A Sound Engineer’s perspective by Steve Richards

Steve G4HPE

Working at the BBC, Steve experienced all sorts of problems. The greatest being those dealing with outside broadcast, but his start was in the studio for the BBC TODAY PROGRAMME where he dealt with  microphones, audio tape editing, sound mixing desks and making sound effects! He explained the sound of military marching was done by putting gravel into a cardboard box and turning the box from side to side.

Steve continued working in the studio but moved to News and Sport where he stayed for five years, followed by a short time in Schools Radio. When the chance arrived, he moved to Outside Broadcasts. He says the skills are the same but in a temporary environment. He stayed in OB for the rest of his career totalling forty years working as Engineering Manager. The job was varied but always contained the same challenges, but now in locations such as Glastonbury, Kings College, Ibiza nightclubs, Royal Ceremonials and an almost endless list of locations around the world including the Brazil World Cup.
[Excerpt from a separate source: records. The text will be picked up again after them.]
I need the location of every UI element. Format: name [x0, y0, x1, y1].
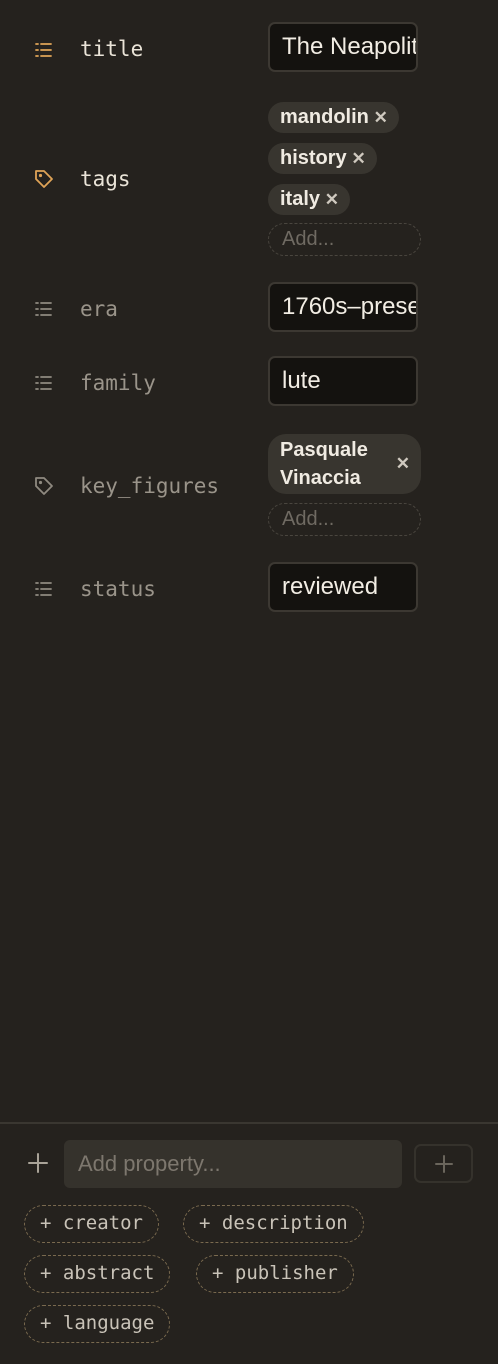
tag-icon — [34, 476, 54, 496]
list-icon — [34, 40, 54, 60]
title-value-field[interactable]: The Neapolitan Mandolin — [268, 22, 418, 72]
list-icon — [34, 373, 54, 393]
add-property-button[interactable] — [414, 1144, 473, 1183]
property-name-status[interactable]: status — [80, 577, 156, 601]
property-name-title[interactable]: title — [80, 37, 143, 61]
remove-tag-icon[interactable]: ✕ — [396, 450, 410, 478]
tag-chip[interactable]: mandolin ✕ — [268, 102, 399, 133]
tag-chip[interactable]: italy ✕ — [268, 184, 351, 215]
tag-icon — [34, 169, 54, 189]
tag-label: mandolin — [280, 106, 369, 128]
add-tag-input[interactable]: Add... — [268, 503, 421, 536]
property-name-key-figures[interactable]: key_figures — [80, 474, 219, 498]
remove-tag-icon[interactable]: ✕ — [325, 184, 339, 215]
property-name-era[interactable]: era — [80, 297, 118, 321]
plus-icon[interactable] — [27, 1152, 49, 1174]
plus-icon — [434, 1154, 453, 1173]
suggestion-creator[interactable]: + creator — [24, 1205, 159, 1243]
suggestion-description[interactable]: + description — [183, 1205, 364, 1243]
add-property-input[interactable]: Add property... — [64, 1140, 402, 1188]
footer-divider — [0, 1122, 498, 1124]
tag-label: italy — [280, 188, 321, 210]
tag-chip[interactable]: Pasquale Vinaccia ✕ — [268, 434, 421, 494]
tag-label: Pasquale Vinaccia — [280, 439, 368, 489]
add-tag-input[interactable]: Add... — [268, 223, 421, 256]
property-name-family[interactable]: family — [80, 371, 156, 395]
suggestion-language[interactable]: + language — [24, 1305, 171, 1343]
era-value-field[interactable]: 1760s–present — [268, 282, 418, 332]
property-name-tags[interactable]: tags — [80, 167, 131, 191]
status-value-field[interactable]: reviewed — [268, 562, 418, 612]
tag-label: history — [280, 147, 347, 169]
suggestion-publisher[interactable]: + publisher — [196, 1255, 354, 1293]
list-icon — [34, 299, 54, 319]
remove-tag-icon[interactable]: ✕ — [351, 143, 365, 174]
suggestion-abstract[interactable]: + abstract — [24, 1255, 171, 1293]
tag-chip[interactable]: history ✕ — [268, 143, 377, 174]
remove-tag-icon[interactable]: ✕ — [374, 102, 388, 133]
family-value-field[interactable]: lute — [268, 356, 418, 406]
list-icon — [34, 579, 54, 599]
As the Engineering Manager he was responsible for things like planning set ups at large events including power generation, cable routes and rigging plans, microphone locations, wiring connections back to the studio, radio licences, Health and Safety and the cost of it all!

Steve’s presentation to the club was very professional and most entertaining, lots of slides of events and the almost tons of wiring and equipment needed to do outside broadcasts.

After the meeting Paul G1GSN, our Club Chairman presented two cups which he was unable to present during the March AGM

Brian G8GHR received the Cup for the best talk last year.               Paul, G8IUG received the cup for the best week end project in the Construction Contest.

 

16 May 2024 – Don’s Contest roundup

First up was CQWW SSB 2023 on 28 – 29 October 2023. Don began with our claimed score and gave a comparison to the year before. It appeared our score was a bit lower than last year. Most of the problems were listed starting with logging errors. A chart showed where the mistakes were made in incorrect calls, incorrect exchanges and duplicates as well as some calls not in the recipients log. Of course all errors lower the score in the end.

Don continued by showing who was first in the world, then first in EU and finally, who was first in the UK in our section. The tally showed we were sixth. Don also showed a comparison as to where we finished in years past. The totals seemed to change with the conditions each year.

The next contest to be looked at was the CQ WPX RTTY of 11 – 12 Feb 2024. The score looked high and was much better then last year coming third in our section!

The BIG question of the evening was have we made enough points to continue with our callsign G3B?  The answer was YES!